On Conditions
Marina Vishmidt
Video
The Video is available in English
The American author and critic Marina Vishmidt deals with the tension between art, value and labor from a (post-) marxist perspective. She considers the so-called cultural industry as a driving economic force and examines the increasing expansion of the logic of the financial market and its influence on artistic production. Ultimately, her research also involves an examination of the autonomy of art, which raises questions about capitalist value creation, about creativity as ideology, and about social crises and precarity. To what extent is collective action also made more difficult in an industry driven by personal branding?

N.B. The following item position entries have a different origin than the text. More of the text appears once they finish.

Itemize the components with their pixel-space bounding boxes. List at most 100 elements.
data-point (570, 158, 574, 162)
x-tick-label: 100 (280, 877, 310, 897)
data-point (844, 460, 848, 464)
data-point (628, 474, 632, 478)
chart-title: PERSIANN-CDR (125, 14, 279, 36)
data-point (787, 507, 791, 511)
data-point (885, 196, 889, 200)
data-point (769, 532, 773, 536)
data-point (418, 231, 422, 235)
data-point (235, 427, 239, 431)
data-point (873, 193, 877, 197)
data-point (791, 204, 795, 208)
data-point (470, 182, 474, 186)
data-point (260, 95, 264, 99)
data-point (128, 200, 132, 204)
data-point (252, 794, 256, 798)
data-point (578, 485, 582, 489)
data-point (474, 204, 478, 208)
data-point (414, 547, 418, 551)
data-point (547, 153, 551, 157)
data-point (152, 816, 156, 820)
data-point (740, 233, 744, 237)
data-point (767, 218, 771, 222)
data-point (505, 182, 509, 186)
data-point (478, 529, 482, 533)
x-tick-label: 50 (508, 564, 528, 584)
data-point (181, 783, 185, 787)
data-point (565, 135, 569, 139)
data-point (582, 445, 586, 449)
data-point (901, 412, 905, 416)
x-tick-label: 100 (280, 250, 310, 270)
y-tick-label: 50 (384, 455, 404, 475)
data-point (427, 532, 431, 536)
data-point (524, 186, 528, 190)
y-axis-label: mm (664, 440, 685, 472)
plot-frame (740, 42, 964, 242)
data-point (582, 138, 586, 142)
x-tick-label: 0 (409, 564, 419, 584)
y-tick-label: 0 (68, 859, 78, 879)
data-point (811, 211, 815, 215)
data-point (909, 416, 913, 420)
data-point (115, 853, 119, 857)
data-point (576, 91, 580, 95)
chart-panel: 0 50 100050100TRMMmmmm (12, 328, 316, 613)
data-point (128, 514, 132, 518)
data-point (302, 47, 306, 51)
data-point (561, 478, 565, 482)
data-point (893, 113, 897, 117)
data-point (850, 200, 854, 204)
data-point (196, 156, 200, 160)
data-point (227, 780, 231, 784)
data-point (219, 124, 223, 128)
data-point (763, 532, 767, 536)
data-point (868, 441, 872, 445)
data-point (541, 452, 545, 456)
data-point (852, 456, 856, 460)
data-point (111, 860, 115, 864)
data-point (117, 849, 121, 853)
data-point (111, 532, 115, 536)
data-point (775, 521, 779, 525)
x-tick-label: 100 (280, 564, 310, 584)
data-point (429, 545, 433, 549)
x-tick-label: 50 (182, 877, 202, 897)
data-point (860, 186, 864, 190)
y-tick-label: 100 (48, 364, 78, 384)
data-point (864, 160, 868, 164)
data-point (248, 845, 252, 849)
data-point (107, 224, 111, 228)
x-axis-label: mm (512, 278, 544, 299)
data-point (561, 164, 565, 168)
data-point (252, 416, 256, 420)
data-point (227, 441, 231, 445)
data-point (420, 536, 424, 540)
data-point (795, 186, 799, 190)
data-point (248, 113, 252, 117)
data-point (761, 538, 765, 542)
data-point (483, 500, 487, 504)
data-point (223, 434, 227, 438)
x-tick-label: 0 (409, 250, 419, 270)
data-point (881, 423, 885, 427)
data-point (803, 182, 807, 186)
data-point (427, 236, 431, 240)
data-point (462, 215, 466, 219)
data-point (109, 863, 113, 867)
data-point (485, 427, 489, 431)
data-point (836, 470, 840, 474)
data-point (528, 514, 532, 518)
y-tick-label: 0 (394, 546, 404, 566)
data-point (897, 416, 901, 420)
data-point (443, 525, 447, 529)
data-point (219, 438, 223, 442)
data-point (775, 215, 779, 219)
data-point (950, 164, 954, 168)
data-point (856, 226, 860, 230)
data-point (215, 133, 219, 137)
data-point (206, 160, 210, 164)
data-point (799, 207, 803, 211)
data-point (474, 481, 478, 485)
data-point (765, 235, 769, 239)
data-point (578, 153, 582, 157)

Marina Vishmidt’s online lecture sheds light on her engagement with conceptual art, which she examines in terms of its production contexts and value around the notion of labor.
Artists
Participating artists
Marina Vishmidt
is an American writer, editor, and critic. She is a lecturer at the Centre for Cultural Studies at Goldsmiths University of London and teaches art theory at the Netherlands Art Institute in Arnhem. Her work is primarily concerned with the connection between art, value, and labor, focusing on the increasing dissolution of international financial markets and their influence on subjectivation in the artistic field. Vishmidt publishes in various magazines and journals such as Mute, Afterall, Texte zur Kunst, Ephemera, Kaleidoscope and OPEN! She is on the editorial board of the book series New Perspectives on the Critical Theory of Society (Bloomsbury Academic) and the journal South as a State of Mind. Recent publications include: Speculation as a Mode of Production: Forms of Value Subjectivity in Art and Capital (2018), Reproducing Autonomy: Work, Money, Crisis and Contemporary Art (2016).